The Scope of Reclassification
The April 2026 final order specifically moves two categories of marijuana to Schedule III:
- FDA-approved drug products containing marijuana.
- Marijuana is subject to a state-issued license for medical purposes only.
Recreational cannabis remains in Schedule I, meaning its possession and distribution remain fully illegal under federal law. A broad hearing to evaluate rescheduling all marijuana is set to begin on June 29, 2026.
Why Immigration Consequences Persist
For immigrants, the critical distinction is that “rescheduling” is not the same as “descheduling” or legalization.
Under the Immigration and Nationality Act (INA), any violation of a law relating to a “controlled substance” as defined in the CSA, which includes all drugs in Schedules I through V, can trigger immigration penalties. Since cannabis remains on the federal schedules, even at Schedule III, it still falls under these strict rules.
Non-citizens can still face detention, deportation, or be found inadmissible for cannabis-related conduct, even if it is legal under state law. This includes personal use or working in the state-licensed industry.
To naturalize as a U.S. citizen, applicants must demonstrate “good moral character.” Federal guidelines from USCIS state that involvement with cannabis, even in states where it is legal, can prevent an applicant from meeting this requirement.
Summary of Risks for Non-Citizens
We advise non-citizens to remain extremely cautious:
- Working in a dispensary or at a grow facility may be interpreted as “drug trafficking” for immigration purposes, regardless of state licenses.
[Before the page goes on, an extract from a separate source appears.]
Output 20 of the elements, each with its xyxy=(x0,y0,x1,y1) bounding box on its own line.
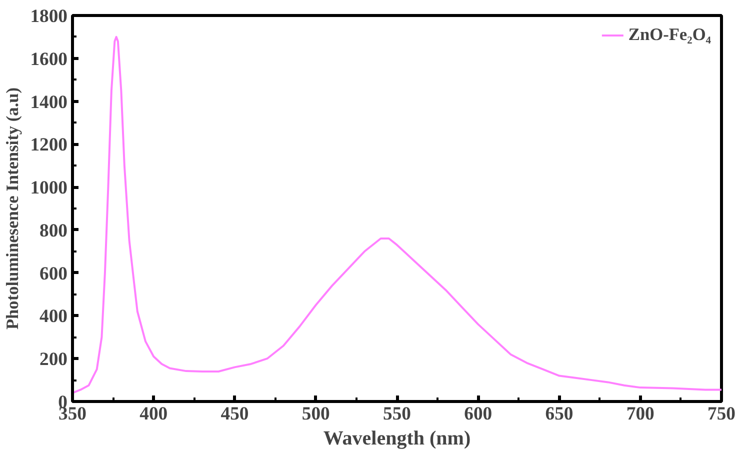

- Even with a doctor’s recommendation in a legal state, using medical cannabis remains a federal violation that can jeopardize a green card or visa.
- Customs and Border Protection (CBP) can still deny entry or revoke status for admissions of cannabis use at the border.
While the move to Schedule III is a significant step toward federal medical recognition, it does not provide a “safe harbor” for immigrants. Until cannabis is fully removed from the Controlled Substances Act, non-citizens should consult with an attorney before engaging in any activity involving the drug.